Pengajaran di pesantren hampir seluruhnya dilakukan dengan pembacaan kitab. Sungguhpun secara pasti tidak diketahui kitab-kita yang dibaca di pesantren-pesantren sebelum abad ke-18, sejumlah kitab klasik berbahasa Arab yang sudah dikenal abad ke-16 tentu dibaca dan dipelajari.

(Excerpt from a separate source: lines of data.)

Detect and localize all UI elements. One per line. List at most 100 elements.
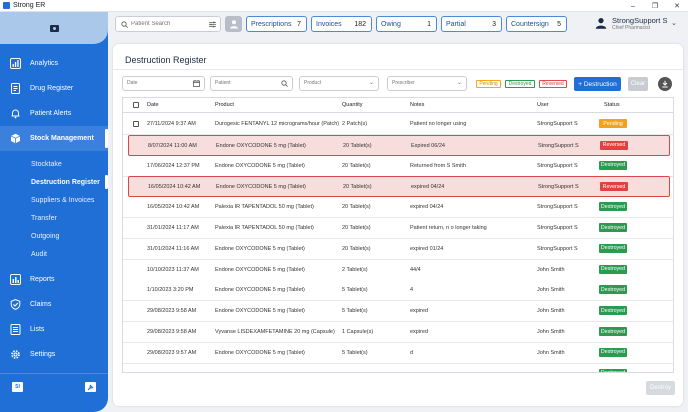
- patient-filter[interactable]: [210, 76, 293, 91]
- sidebar-subitem-stocktake[interactable]: Stocktake: [31, 160, 62, 168]
- row-quantity: 5 Tablet(s): [342, 349, 368, 356]
- table-row[interactable]: 29/08/2023 9:57 AM Endone OXYCODONE 5 mg …: [123, 342, 673, 364]
- sidebar-nav: Analytics Drug Register Patient Alerts S…: [0, 51, 108, 367]
- table-row[interactable]: 31/01/2024 11:16 AM Endone OXYCODONE 5 mg…: [123, 238, 673, 260]
- column-header-quantity[interactable]: Quantity: [342, 102, 363, 108]
- drug-register-icon: [10, 83, 21, 94]
- row-notes: 44/4: [410, 266, 421, 273]
- row-notes: Returned from S Smith: [410, 162, 466, 169]
- table-row[interactable]: 1/10/2023 3:20 PM Endone OXYCODONE 5 mg (…: [123, 280, 673, 302]
- bell-icon: [10, 108, 21, 119]
- date-input[interactable]: [127, 80, 187, 86]
- sidebar-item-label: Drug Register: [30, 85, 74, 92]
- prescriptions-pill[interactable]: Prescriptions 7: [246, 16, 307, 32]
- row-date: 16/05/2024 10:42 AM: [148, 184, 201, 191]
- row-notes: expired 04/24: [411, 184, 445, 191]
- table-row[interactable]: 31/01/2024 11:17 AM Palexia IR TAPENTADOL…: [123, 218, 673, 239]
- row-date: 1/10/2023 3:20 PM: [147, 287, 194, 294]
- sidebar-item-stock-management[interactable]: Stock Management: [0, 126, 108, 151]
- sidebar-subitem-destruction-register[interactable]: Destruction Register: [0, 173, 108, 191]
- sidebar-item-lists[interactable]: Lists: [0, 317, 108, 342]
- sidebar-subitem-outgoing[interactable]: Outgoing: [31, 232, 60, 240]
- patient-input[interactable]: [215, 80, 275, 86]
- sidebar-item-drug-register[interactable]: Drug Register: [0, 76, 108, 101]
- sidebar-subitem-audit[interactable]: Audit: [31, 250, 47, 258]
- row-user: StrongSupport S: [537, 162, 578, 169]
- table-row[interactable]: 10/10/2023 11:37 AM Endone OXYCODONE 5 mg…: [123, 259, 673, 281]
- patient-search-box[interactable]: [115, 16, 221, 32]
- close-button[interactable]: ✕: [674, 3, 680, 10]
- si-badge[interactable]: SI: [12, 382, 23, 392]
- export-icon[interactable]: [658, 77, 672, 91]
- shield-check-icon: [10, 299, 21, 310]
- column-header-product[interactable]: Product: [215, 102, 234, 108]
- row-product: Endone OXYCODONE 5 mg (Tablet): [215, 287, 305, 294]
- row-user: John Smith: [537, 308, 565, 315]
- row-user: StrongSupport S: [538, 184, 579, 191]
- user-menu[interactable]: StrongSupport S Chief Pharmacist ⌄: [595, 15, 683, 33]
- prescriber-select[interactable]: ⌄: [387, 76, 467, 91]
- row-user: StrongSupport S: [537, 121, 578, 127]
- row-checkbox[interactable]: [133, 121, 139, 127]
- row-date: 31/01/2024 11:16 AM: [147, 245, 199, 252]
- column-header-user[interactable]: User: [537, 102, 549, 108]
- filter-pending-toggle[interactable]: Pending: [476, 80, 501, 88]
- countersign-pill[interactable]: Countersign 5: [506, 16, 567, 32]
- sidebar-subitem-transfer[interactable]: Transfer: [31, 214, 57, 222]
- patient-avatar-button[interactable]: [225, 16, 242, 32]
- partial-pill[interactable]: Partial 3: [441, 16, 502, 32]
- sidebar-item-claims[interactable]: Claims: [0, 292, 108, 317]
- table-row[interactable]: 16/05/2024 10:42 AM Endone OXYCODONE 5 mg…: [128, 176, 670, 198]
- product-select[interactable]: ⌄: [299, 76, 379, 91]
- status-badge: Destroyed: [599, 160, 627, 170]
- row-product: Vyvanse LISDEXAMFETAMINE 20 mg (Capsule): [215, 329, 335, 335]
- pill-count: 3: [492, 20, 496, 28]
- date-filter[interactable]: [122, 76, 205, 91]
- row-quantity: 20 Tablet(s): [342, 225, 371, 231]
- select-all-checkbox[interactable]: [133, 102, 139, 108]
- invoices-pill[interactable]: Invoices 182: [311, 16, 372, 32]
- filter-sliders-icon[interactable]: [209, 21, 216, 28]
- table-row[interactable]: 29/08/2023 9:58 AM Endone OXYCODONE 5 mg …: [123, 301, 673, 323]
- filter-destroyed-toggle[interactable]: Destroyed: [505, 80, 535, 88]
- row-date: 10/10/2023 11:37 AM: [147, 266, 199, 273]
- sidebar-subitem-suppliers-invoices[interactable]: Suppliers & Invoices: [31, 196, 95, 204]
- status-badge: Destroyed: [599, 243, 627, 253]
- filter-reversed-toggle[interactable]: Reversed: [539, 80, 567, 88]
- product-input[interactable]: [304, 80, 364, 86]
- column-header-status[interactable]: Status: [604, 102, 620, 108]
- row-user: StrongSupport S: [537, 225, 578, 231]
- row-quantity: 1 Capsule(s): [342, 329, 374, 335]
- minimize-button[interactable]: –: [631, 2, 635, 10]
- table-row[interactable]: Destroyed: [123, 363, 673, 372]
- row-date: 29/08/2023 9:57 AM: [147, 349, 197, 356]
- sidebar-item-reports[interactable]: Reports: [0, 267, 108, 292]
- table-row[interactable]: 8/07/2024 11:00 AM Endone OXYCODONE 5 mg …: [128, 134, 670, 156]
- prescriber-input[interactable]: [392, 80, 452, 86]
- patient-search-input[interactable]: [131, 21, 201, 27]
- row-product: Endone OXYCODONE 5 mg (Tablet): [216, 184, 306, 191]
- table-row[interactable]: 16/05/2024 10:42 AM Palexia IR TAPENTADOL…: [123, 197, 673, 219]
- restore-button[interactable]: ❐: [651, 3, 659, 10]
- table-row[interactable]: 27/11/2024 9:37 AM Durogesic FENTANYL 12 …: [123, 114, 673, 135]
- add-destruction-button[interactable]: + Destruction: [574, 77, 621, 91]
- column-header-date[interactable]: Date: [147, 102, 159, 108]
- pin-icon[interactable]: [85, 382, 96, 392]
- row-quantity: 2 Patch(s): [342, 121, 368, 127]
- table-row[interactable]: 17/06/2024 12:37 PM Endone OXYCODONE 5 mg…: [123, 155, 673, 177]
- pill-count: 5: [557, 20, 561, 28]
- sidebar-item-analytics[interactable]: Analytics: [0, 51, 108, 76]
- destroy-button[interactable]: Destroy: [646, 381, 675, 395]
- camera-icon[interactable]: [49, 24, 59, 32]
- sidebar-item-settings[interactable]: Settings: [0, 342, 108, 367]
- analytics-icon: [10, 58, 21, 69]
- table-header: Date Product Quantity Notes User Status: [123, 98, 673, 113]
- table-row[interactable]: 29/08/2023 9:58 AM Vyvanse LISDEXAMFETAMI…: [123, 322, 673, 343]
- owing-pill[interactable]: Owing 1: [376, 16, 437, 32]
- sidebar-item-label: Reports: [30, 276, 55, 283]
- sidebar-item-patient-alerts[interactable]: Patient Alerts: [0, 101, 108, 126]
- clear-button[interactable]: Clear: [628, 77, 648, 91]
- calendar-icon[interactable]: [193, 80, 200, 87]
- column-header-notes[interactable]: Notes: [410, 102, 425, 108]
- row-user: StrongSupport S: [537, 204, 578, 211]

Serat Centhini memberikan banyak informasi mengenai kitab-kitab yang dipelajari di pesantren. Dalam diskusi antara Jayangresmi dan tokoh-tokoh lain dalam Serat Centhini disebutkan 20 kitab yang berbeda, 6 diantaranya adalah kitab tentang fiqh; termasuk al-Taqrib fi al-Fiqh karya Abu Syuja’ al-asfahani dan kitab al-Idhah fi al-Fiqh yang pengarangnya tidak diketahui.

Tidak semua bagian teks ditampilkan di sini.